The closest exoplanet is thought to be orbiting Alpha Centauri. Credit: ESO/Digitized Sky Survey 2. Acknowledgement: Davide De Martin
Oct 27, 2014
Are there billions of rocky planets in the galaxy?
“Are we alone in the Universe?” That is probably one of the earliest questions that people ask, after “where do we come from?” According to the European Southern Observatory (ESO), there could be planets galore in our galaxy alone.
Using the High Accuracy Radial Velocity Planetary Searcher (HARPS), the most sensitive spectrograph ever built, called “the planet hunter,” HARPS can analyze stellar spectrograms with a high degree of accuracy. Small Doppler shifts in starlight can be detected, making exoplanet hunting easier.
In the past, attempts to locate planetary bodies in orbit around distant stars suffered from the glare problem: stars are so bright that direct observation of a dim companion is impossible. A little over 16 years ago, astronomer Geoff Marcy announced the discovery of two exoplanets, 47 Ursae Majoris b and 70 Virginis b, both of which were found by analyzing the motion of their primaries.
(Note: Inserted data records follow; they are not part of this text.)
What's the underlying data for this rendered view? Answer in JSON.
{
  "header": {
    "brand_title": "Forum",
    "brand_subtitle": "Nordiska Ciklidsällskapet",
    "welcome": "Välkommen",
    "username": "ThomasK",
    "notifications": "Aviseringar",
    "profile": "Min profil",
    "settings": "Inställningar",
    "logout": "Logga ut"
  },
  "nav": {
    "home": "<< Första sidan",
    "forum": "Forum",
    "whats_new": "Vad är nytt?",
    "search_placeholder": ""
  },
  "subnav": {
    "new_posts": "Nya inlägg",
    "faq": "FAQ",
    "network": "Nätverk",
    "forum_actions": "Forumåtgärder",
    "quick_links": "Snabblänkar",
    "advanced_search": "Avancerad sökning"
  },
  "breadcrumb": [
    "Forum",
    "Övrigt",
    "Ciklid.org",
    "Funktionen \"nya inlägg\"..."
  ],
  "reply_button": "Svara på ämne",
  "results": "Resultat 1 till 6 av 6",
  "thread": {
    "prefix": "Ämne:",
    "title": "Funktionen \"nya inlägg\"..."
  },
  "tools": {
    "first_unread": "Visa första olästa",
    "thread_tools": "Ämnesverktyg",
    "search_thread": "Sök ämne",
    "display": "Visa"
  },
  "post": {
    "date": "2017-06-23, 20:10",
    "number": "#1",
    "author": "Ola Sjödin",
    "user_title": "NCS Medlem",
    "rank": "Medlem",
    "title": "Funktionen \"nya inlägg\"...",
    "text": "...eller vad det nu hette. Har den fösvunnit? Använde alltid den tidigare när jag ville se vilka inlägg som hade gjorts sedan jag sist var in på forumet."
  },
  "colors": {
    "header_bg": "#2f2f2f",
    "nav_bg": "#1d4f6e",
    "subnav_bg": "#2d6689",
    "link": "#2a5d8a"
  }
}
According the Marcy’s theory, as planets revolve, they pull on their parent stars. The stars “wobble” slightly, altering their spectrographic signatures. Astronomers knew that Doppler shifts could be used to identify binary stars—extremely massive objects—so it was thought that less massive objects could also be identified using that method. The difficulty with the procedure was that even large planets pull on stars by only several meters per second. What was needed was a more detailed picture of stellar spectra, or another way of conducting the search.
NASA launched the Kepler Space Telescope on March 7, 2009 on a three and a half year mission to search for Earth-sized planets around other stars. Before serious problems with spacecraft operations occurred, Kepler identified 989 “confirmed” planets around other stars. Kepler did not use Doppler shift as its means of detection, however. It used a photometer to measure the reduction in light output as an object passes in front of a subject star. Kepler was able to scan 150,000 stars simultaneously utilizing that method. Kepler was re-commissioned for other purposes when its planet-hunting ability ceased in May 2013.
The HARPS instrument is sensitive enough that it can resolve the Doppler shifts of red dwarf stars, as well. Its analysis of 102 different red dwarfs over the last six years revealed nine so-called “super-Earths” (planets 1-10 times the mass of Earth) in the data. Two of them are in the “habitable zones” of their respective hosts. The habitable zone is the range of temperature in which liquid water can exist.
Based on that discovery, ESO scientists estimate that there are “tens of billions” of rocky planets in our galaxy, since red dwarfs are considered the most common star. There are said to be hundreds of red dwarf stars within 40 light years of Earth, so there could also be hundreds of super-Earth planets.
Since many exoplanets are larger than Jupiter, with orbits closer than Mercury is to the Sun, an argument for their creation in stellar electrical expulsion can be made. As Electric Universe advocate Wal Thornhill states: “How else should we expect to find an extrasolar planet whipping around its parent in a few days or in an eccentric orbit? Eccentric orbits should be short-lived. They hint at recent events in those distant planetary systems; perhaps the birth of a new planet.”
Also, as has been presented in previous Picture of the Day articles, rocky bodies, like Mercury or the Moon, are ejected from larger, highly charged objects. Whether they are red or brown dwarf stars, or gas giant planets, planets are not born in dusty eddies surrounding a stellar “cocoon”.
Wal Thornhill again: “It is far simpler and infinitely more efficient if planets are ‘born’ at intervals by the electrical ejection of charged material from the similarly charged interiors of larger bodies – gas giants from stars, and rocky planets from gas giants. We have circumstantial evidence for such a proposal in the binary stars found after a nova outburst. Also most of the rocky bodies in the solar system closely orbit a gas giant. Electrical ejection in a massive internal lightning flash answers the question of the source of the energy. It is not dispersive like an explosion. The electromagnetic pinch effect will produce a jet of matter, rather like a coronal mass ejection, only on a much grander scale. The result is a proto-planet plus a stream of gases and meteoric debris.”